What Patients Can Do Right Now

You don’t need to refuse a necessary scan. But you can take practical steps to protect your medical images.

Ask your provider about their AI practices. Before an imaging exam, ask whether AI will be used to analyze your images, and if so, whether that AI is run on-site or through a third-party cloud service. Some hospitals will give you a straight answer; others may refer you to their privacy office.

Read the consent form carefully. Many clinics include a checkbox allowing your images to be used for research or AI training. If you are not comfortable, you can often opt out. However, be aware that opting out may limit your access to certain AI-enhanced diagnostic tools because some hospitals use AI as part of routine interpretation.

Use your patient portal. After your exam, log in to your patient portal and review who has accessed your imaging records. If you see an unfamiliar vendor or researcher, contact the provider’s privacy officer.
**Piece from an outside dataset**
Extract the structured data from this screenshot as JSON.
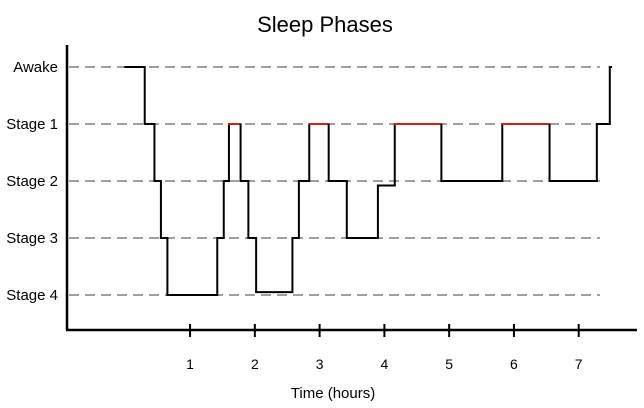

Support stronger regulations. The RSNA report calls for transparency in how medical images are used and for better anonymization standards. Patients can advocate for laws that require clear consent and limit secondary uses of imaging data.

Monitor for data breach notifications. If a hospital or imaging center suffers a breach involving AI systems, they are generally required to notify affected patients under HIPAA. Take those notifications seriously and consider placing a fraud alert if your personal information was exposed.

Sources

This article draws on the RSNA report “Medical Imaging AI Opens a Pandora’s Box of Privacy-Related Risks,” published May 20, 2026. Additional context comes from peer-reviewed literature on re-identification risks and cybersecurity in healthcare AI. The RSNA is a leading professional society of radiologists with over 50,000 members worldwide, and its reports are considered authoritative in the field.